Each digger’s clams must be kept in a separate container.
Starting Tuesday, all diggers age 15 or older must have an applicable 2014-15 fishing license to harvest razor clams on any beach.
Licenses range from a three-day razor clam license to an annual combination fishing license and are available at a variety of sporting goods, hardware and assorted outfitters here on the North Olympic Peninsula and also on the Fish and Wildlife website at
More digs are tentatively set for April 14-20, watch this space for information when they are approved.
Avoid that long drive
While razor clams aren’t an option for sport clammers at Sequim Bay State Park, clams will be in season beginning Tuesday.
Butter and native littleneck clams are the main quarry here.
A state Discover Pass is required and a new 2014-15 shellfish license will be needed at Sequim Bay State Park.
To search Fish and Wildlife’s website for more clamming opportunities visit wdfw.wa.gov/fishing/shellfish/beaches/.
This beach-oriented column continues with a plea for beach walkers and birders interested in collecting data for the Coastal Observation and Seabird Survey Team, or COASST.

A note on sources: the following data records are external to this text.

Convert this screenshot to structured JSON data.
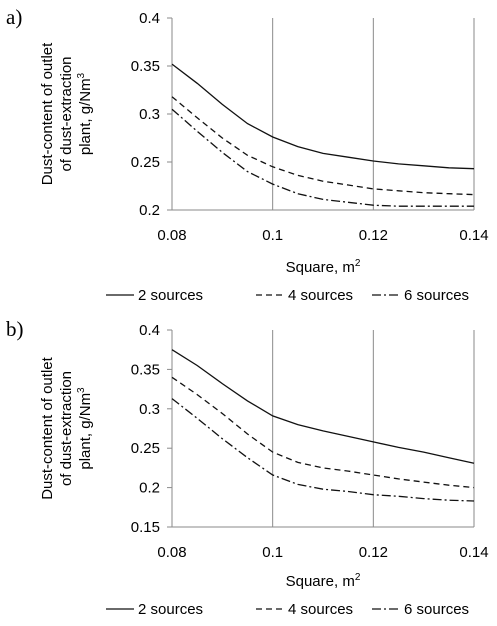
{
  "chart_data": [
    {
      "type": "line",
      "panel_label": "a)",
      "x": [
        0.08,
        0.085,
        0.09,
        0.095,
        0.1,
        0.105,
        0.11,
        0.115,
        0.12,
        0.125,
        0.13,
        0.135,
        0.14
      ],
      "series": [
        {
          "name": "2 sources",
          "style": "solid",
          "values": [
            0.352,
            0.332,
            0.31,
            0.29,
            0.276,
            0.266,
            0.259,
            0.255,
            0.251,
            0.248,
            0.246,
            0.244,
            0.243
          ]
        },
        {
          "name": "4 sources",
          "style": "dashed",
          "values": [
            0.318,
            0.296,
            0.275,
            0.257,
            0.245,
            0.236,
            0.23,
            0.226,
            0.222,
            0.22,
            0.218,
            0.217,
            0.216
          ]
        },
        {
          "name": "6 sources",
          "style": "dashdot",
          "values": [
            0.305,
            0.282,
            0.26,
            0.24,
            0.227,
            0.217,
            0.211,
            0.208,
            0.205,
            0.204,
            0.204,
            0.204,
            0.204
          ]
        }
      ],
      "xlim": [
        0.08,
        0.14
      ],
      "ylim": [
        0.2,
        0.4
      ],
      "xticks": [
        "0.08",
        "0.1",
        "0.12",
        "0.14"
      ],
      "yticks": [
        "0.2",
        "0.25",
        "0.3",
        "0.35",
        "0.4"
      ],
      "xlabel": "Square, m",
      "xlabel_sup": "2",
      "ylabel_lines": [
        "Dust-content of outlet",
        "of dust-extraction",
        "plant, g/Nm"
      ],
      "ylabel_sup": "3",
      "grid": "vertical",
      "legend_position": "bottom"
    },
    {
      "type": "line",
      "panel_label": "b)",
      "x": [
        0.08,
        0.085,
        0.09,
        0.095,
        0.1,
        0.105,
        0.11,
        0.115,
        0.12,
        0.125,
        0.13,
        0.135,
        0.14
      ],
      "series": [
        {
          "name": "2 sources",
          "style": "solid",
          "values": [
            0.375,
            0.355,
            0.332,
            0.31,
            0.291,
            0.28,
            0.272,
            0.265,
            0.258,
            0.251,
            0.245,
            0.238,
            0.231
          ]
        },
        {
          "name": "4 sources",
          "style": "dashed",
          "values": [
            0.34,
            0.318,
            0.294,
            0.268,
            0.245,
            0.232,
            0.225,
            0.221,
            0.216,
            0.211,
            0.207,
            0.203,
            0.2
          ]
        },
        {
          "name": "6 sources",
          "style": "dashdot",
          "values": [
            0.313,
            0.288,
            0.262,
            0.238,
            0.216,
            0.204,
            0.198,
            0.195,
            0.191,
            0.189,
            0.186,
            0.184,
            0.183
          ]
        }
      ],
      "xlim": [
        0.08,
        0.14
      ],
      "ylim": [
        0.15,
        0.4
      ],
      "xticks": [
        "0.08",
        "0.1",
        "0.12",
        "0.14"
      ],
      "yticks": [
        "0.15",
        "0.2",
        "0.25",
        "0.3",
        "0.35",
        "0.4"
      ],
      "xlabel": "Square, m",
      "xlabel_sup": "2",
      "ylabel_lines": [
        "Dust-content of outlet",
        "of dust-extraction",
        "plant, g/Nm"
      ],
      "ylabel_sup": "3",
      "grid": "vertical",
      "legend_position": "bottom"
    }
  ]
}
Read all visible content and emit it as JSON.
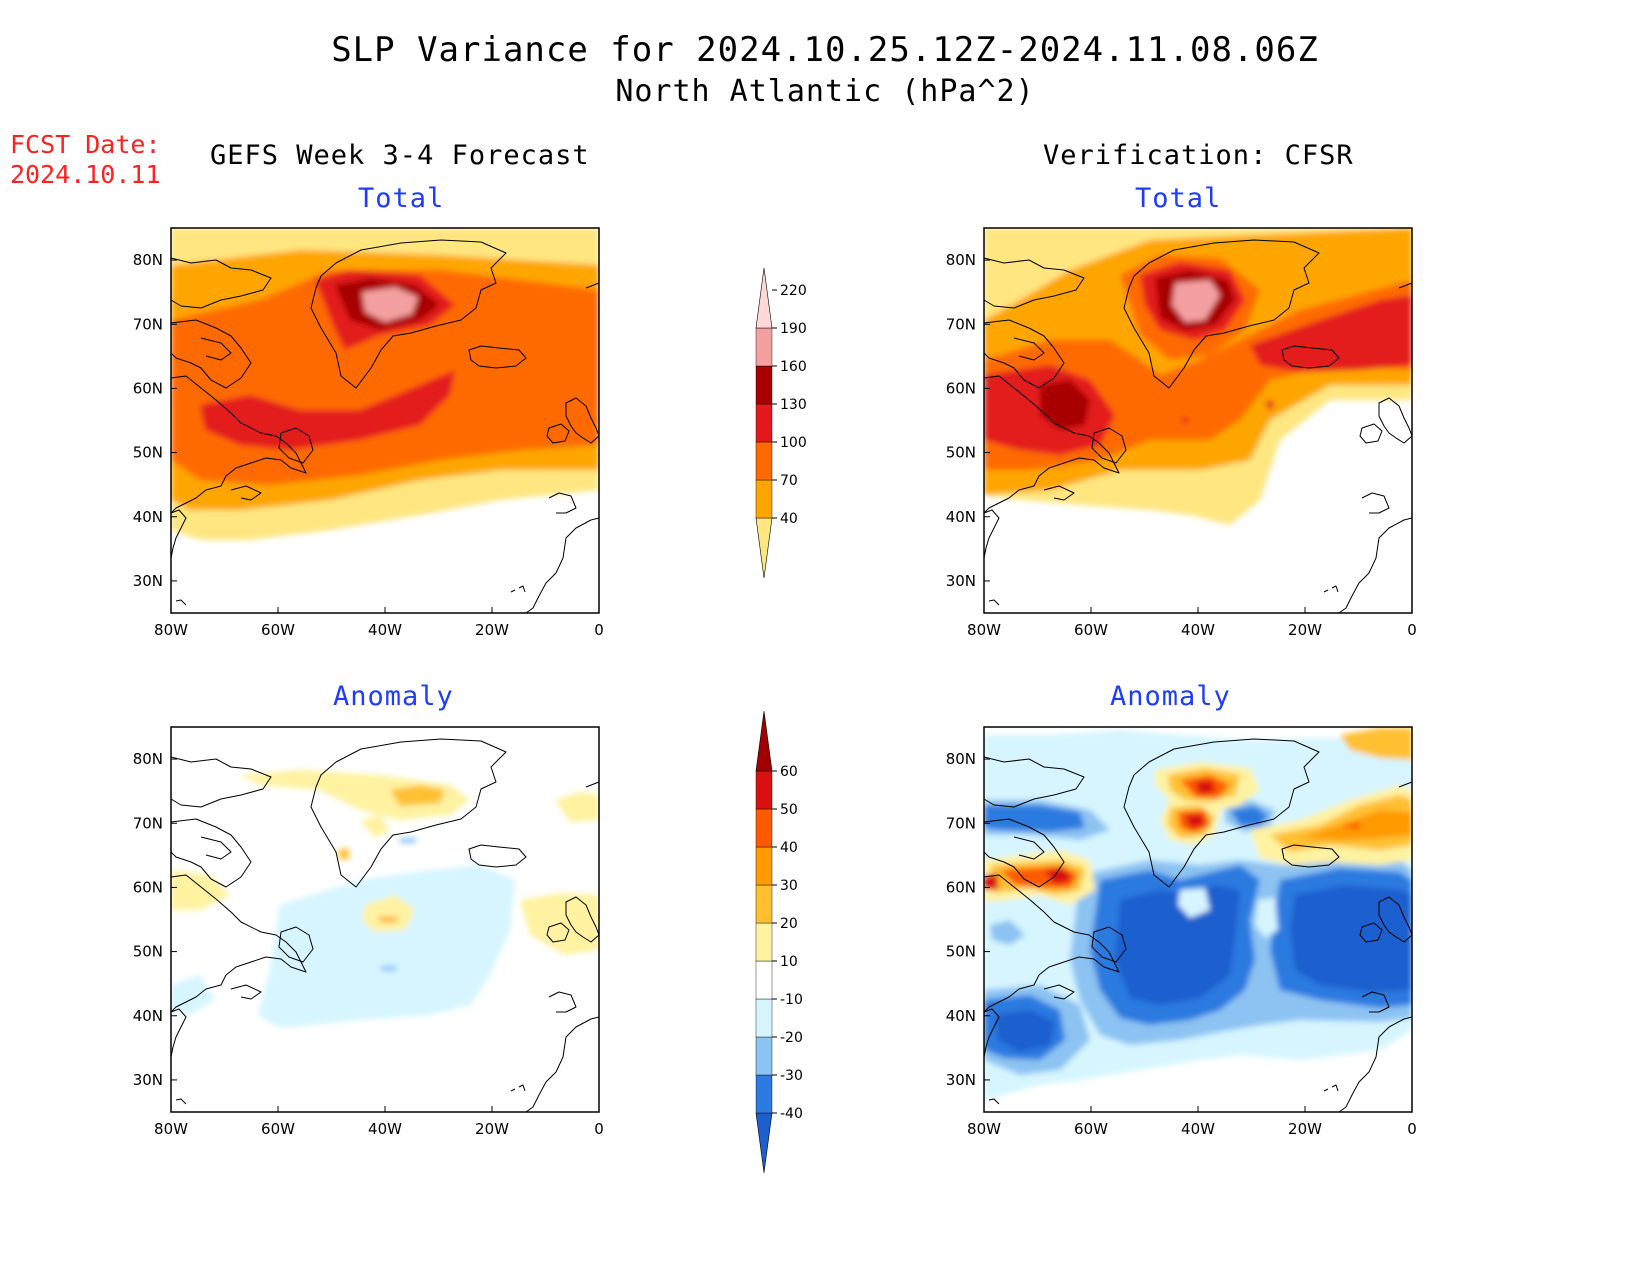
{
  "title": "SLP Variance for 2024.10.25.12Z-2024.11.08.06Z",
  "subtitle": "North Atlantic (hPa^2)",
  "fcst_label": "FCST Date:",
  "fcst_date": "2024.10.11",
  "left_header": "GEFS Week 3-4 Forecast",
  "right_header": "Verification: CFSR",
  "panel_titles": {
    "top": "Total",
    "bottom": "Anomaly"
  },
  "axes": {
    "x_ticks": [
      "80W",
      "60W",
      "40W",
      "20W",
      "0"
    ],
    "y_ticks": [
      "80N",
      "70N",
      "60N",
      "50N",
      "40N",
      "30N"
    ]
  },
  "colorbars": {
    "total": {
      "labels": [
        "40",
        "70",
        "100",
        "130",
        "160",
        "190",
        "220"
      ],
      "colors": [
        "#ffe680",
        "#ffa500",
        "#ff6a00",
        "#e31a1c",
        "#a80000",
        "#f4a0a0",
        "#ffd8d8"
      ]
    },
    "anomaly": {
      "labels": [
        "-40",
        "-30",
        "-20",
        "-10",
        "10",
        "20",
        "30",
        "40",
        "50",
        "60"
      ],
      "colors": [
        "#1e5fcf",
        "#2b7ae0",
        "#8cc3f2",
        "#d6f5ff",
        "#ffffff",
        "#fff2a0",
        "#ffc030",
        "#ff9a00",
        "#ff5a00",
        "#d81010",
        "#a00000"
      ]
    }
  },
  "chart_data": [
    {
      "type": "heatmap",
      "panel": "GEFS Week 3-4 Forecast - Total",
      "xlim": [
        "80W",
        "0"
      ],
      "ylim": [
        "25N",
        "85N"
      ],
      "levels": [
        40,
        70,
        100,
        130,
        160,
        190,
        220
      ],
      "features": [
        {
          "center": [
            "40W",
            "74N"
          ],
          "max_level": 190
        },
        {
          "center": [
            "55W",
            "52N"
          ],
          "level": 130,
          "band": "SW-NE maximum across Newfoundland"
        }
      ]
    },
    {
      "type": "heatmap",
      "panel": "Verification: CFSR - Total",
      "xlim": [
        "80W",
        "0"
      ],
      "ylim": [
        "25N",
        "85N"
      ],
      "levels": [
        40,
        70,
        100,
        130,
        160,
        190,
        220
      ],
      "features": [
        {
          "center": [
            "42W",
            "72N"
          ],
          "max_level": 190
        },
        {
          "center": [
            "67W",
            "55N"
          ],
          "level": 160
        },
        {
          "center": [
            "15W",
            "65N"
          ],
          "level": 130
        }
      ]
    },
    {
      "type": "heatmap",
      "panel": "GEFS Week 3-4 Forecast - Anomaly",
      "xlim": [
        "80W",
        "0"
      ],
      "ylim": [
        "25N",
        "85N"
      ],
      "levels": [
        -40,
        -30,
        -20,
        -10,
        10,
        20,
        30,
        40,
        50,
        60
      ],
      "features": [
        {
          "center": [
            "37W",
            "75N"
          ],
          "level": 20
        },
        {
          "center": [
            "40W",
            "55N"
          ],
          "level": 20
        },
        {
          "center": [
            "45W",
            "48N"
          ],
          "level": -20
        }
      ]
    },
    {
      "type": "heatmap",
      "panel": "Verification: CFSR - Anomaly",
      "xlim": [
        "80W",
        "0"
      ],
      "ylim": [
        "25N",
        "85N"
      ],
      "levels": [
        -40,
        -30,
        -20,
        -10,
        10,
        20,
        30,
        40,
        50,
        60
      ],
      "features": [
        {
          "center": [
            "40W",
            "75N"
          ],
          "max_level": 50
        },
        {
          "center": [
            "65W",
            "62N"
          ],
          "level": 50
        },
        {
          "center": [
            "42W",
            "48N"
          ],
          "level": -40
        },
        {
          "center": [
            "12W",
            "52N"
          ],
          "level": -40
        },
        {
          "center": [
            "72W",
            "40N"
          ],
          "level": -40
        }
      ]
    }
  ]
}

COASST is a citizen science project dedicated to involving volunteers in the collection of high-quality data on the status of coastal beaches, and trends of seabirds.
Volunteers systematically count and identify bird carcasses that wash ashore along ocean beaches from northern California to Alaska.
No experience with birds is required just a commitment to survey a specific beach, typically about 3/4 miles in length, each month.
A six-hour COASST training is planned for the Clallam County Courthouse Commissioners Meeting Room No. 160, 223 E. Fourth St., in Port Angeles, from 11 a.m. to 5 p.m. Saturday, April 5.
Attendees will hear how COASST started, learn how to use the custom Beached Birds field guide, and try out their new skills with some actual specimens.
A $20 refundable deposit will provide prospective helpers with a COASST volunteer kit and Beached Birds field guide.
A lunch break is included in the training session.
To reserve your spot at the training email
firstname.lastname@example.org or phone 206-221-6893.
Those unable to attend can get more information from www.coasst.org or by phoning 206-221-6893 for additional information on upcoming events and trainings.
High school regatta
High school sailing returns to Port Angeles Harbor on Saturday with a Northwest Interscholastic Sailing Association regatta.
Sailors from high schools throughout the state west of the Cascade mountains will compete for the chance to hoist the Northwest Interscholastic Sailing Association’s High School Olympic Cup.
The first race is scheduled to begin at 10:30 a.m., weather permitting.
The event is free and open to the public. Racing may be viewed from the Port Angeles Yacht Club located at 1305 Marine Drive.